There was so much to do in London, so many people to meet, and suddenly, without his conscious intention, he found himself involved in a passionate love affair with Lady Maureen Wilson.
He had met Lady Maureen briefly in Paris and, since her husband was still conveniently engaged in his duties there, she was free to help him enjoy the pleasures of London.
That, the Earl found, meant that he enjoyed her and Cousin Jarvis waited in the wings until he could command his full attention once again.
It was over three weeks before the Earl said firmly that he intended to go to the country and inspect Yarde.
He intended, and he pointed this out quite carefully, to go down alone, inspect the house and the estate and, of course, get to know his employees and any neighbours who wished to make his acquaintance.
But Jarvis had other ideas.
“Of course you must go to Yarde,” he said.
Then almost before the Earl was aware of what was happening, he found that he was giving a party for a number of people whose hospitality he had accepted in London and Lady Maureen was invited as his special gue
st.
Soon all the State rooms were ringing with their laughter.
He found himself sitting at the head of the table in the huge banqueting hall where his ancestors had sat before him and whose portraits stared down at him, he hoped approvingly.
The candles in the gold chandeliers glittered, as did the jewels on the heads and round the necks of his lady guests, while their low décolletage, he could not help thinking, would in the past have made him blush.
It was a rowdy, riotous party and he could not help enjoying himself with Lady Maureen, but it gave him no time to do everything he had intended.
Now that most of them had either left or were soon leaving, he told himself severely that he must get down to work.
‘I am sure there is a great deal to be done,’ he thought with a feeling that of excitement.
Here was something new, here was a job as complicated and difficult as if he was going into battle in which success or failure depended entirely upon himself.
He heard the library door open and turned from the window expecting it to be one of his remaining guests, but the butler announced,
“Miss Dorina Stanfield, my Lord!”
A girl came into the room and one glance at her told the Earl that she was very young, very lovely and extremely badly dressed.

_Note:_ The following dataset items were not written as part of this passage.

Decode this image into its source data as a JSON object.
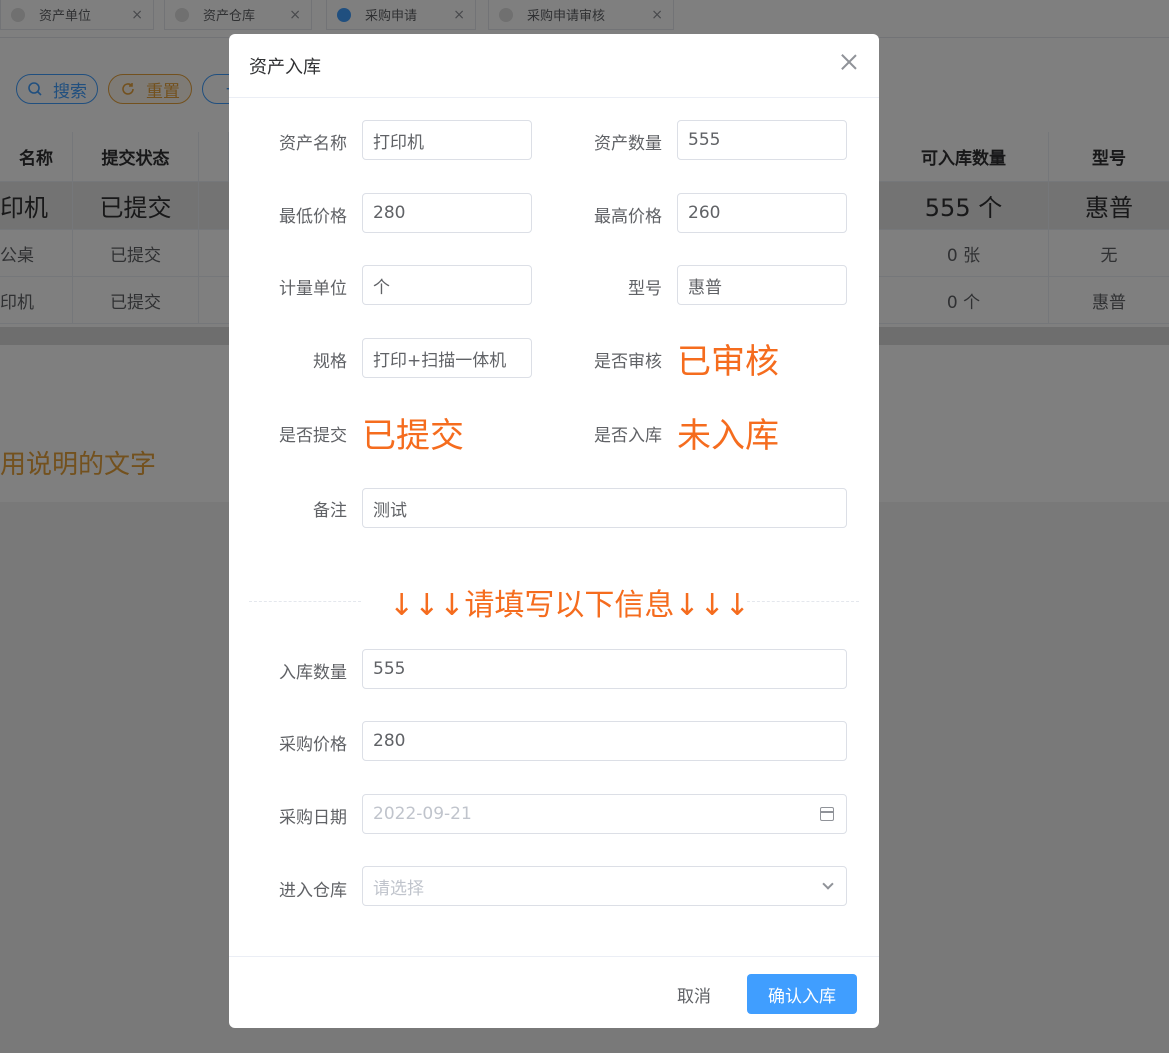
{
  "tabs": [
    {
      "label": "资产单位",
      "close": "×"
    },
    {
      "label": "资产仓库",
      "close": "×"
    },
    {
      "label": "采购申请",
      "close": "×"
    },
    {
      "label": "采购申请审核",
      "close": "×"
    }
  ],
  "toolbar": {
    "search_label": "搜索",
    "reset_label": "重置",
    "add_label": "+"
  },
  "table": {
    "headers": [
      "名称",
      "提交状态",
      "",
      "可入库数量",
      "型号"
    ],
    "rows": [
      [
        "印机",
        "已提交",
        "555 个",
        "惠普"
      ],
      [
        "公桌",
        "已提交",
        "0 张",
        "无"
      ],
      [
        "印机",
        "已提交",
        "0 个",
        "惠普"
      ]
    ]
  },
  "usage_text": "用说明的文字",
  "dialog": {
    "title": "资产入库",
    "fields": {
      "asset_name": {
        "label": "资产名称",
        "value": "打印机"
      },
      "asset_qty": {
        "label": "资产数量",
        "value": "555"
      },
      "min_price": {
        "label": "最低价格",
        "value": "280"
      },
      "max_price": {
        "label": "最高价格",
        "value": "260"
      },
      "unit": {
        "label": "计量单位",
        "value": "个"
      },
      "model": {
        "label": "型号",
        "value": "惠普"
      },
      "spec": {
        "label": "规格",
        "value": "打印+扫描一体机"
      },
      "audited": {
        "label": "是否审核",
        "value": "已审核"
      },
      "submitted": {
        "label": "是否提交",
        "value": "已提交"
      },
      "stored": {
        "label": "是否入库",
        "value": "未入库"
      },
      "remark": {
        "label": "备注",
        "value": "测试"
      }
    },
    "divider_text": "↓↓↓请填写以下信息↓↓↓",
    "form": {
      "in_qty": {
        "label": "入库数量",
        "value": "555"
      },
      "purchase_price": {
        "label": "采购价格",
        "value": "280"
      },
      "purchase_date": {
        "label": "采购日期",
        "placeholder": "2022-09-21"
      },
      "warehouse": {
        "label": "进入仓库",
        "placeholder": "请选择"
      }
    },
    "cancel_label": "取消",
    "confirm_label": "确认入库"
  },
  "colors": {
    "primary": "#409eff",
    "accent_orange": "#f56c1e",
    "warning": "#e6a23c"
  }
}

As she walked slowly towards him, he became aware with a feeling of surprise that she was looking straight at him and in her large grey eyes was an expression not only of what was unmistakable anger but also of positive dislike.
Chapter two
The Earl walked towards Dorina and held out his hand.
“How do you do, Miss Stanfield.”
To his surprise she ignored his hand, but dropped him a small curtsey before she said,
“I have called to see you, my Lord, on a very important matter.”
The way she accentuated the word ‘important’ made the Earl raise his eyebrows, but he merely suggested,
“Will you sit down and tell me what this is about?”
For a moment he thought that she was going to refuse. Then she walked to an upright chair which seemed somewhat austere amongst the more comfortable ones and sat down on the edge of it.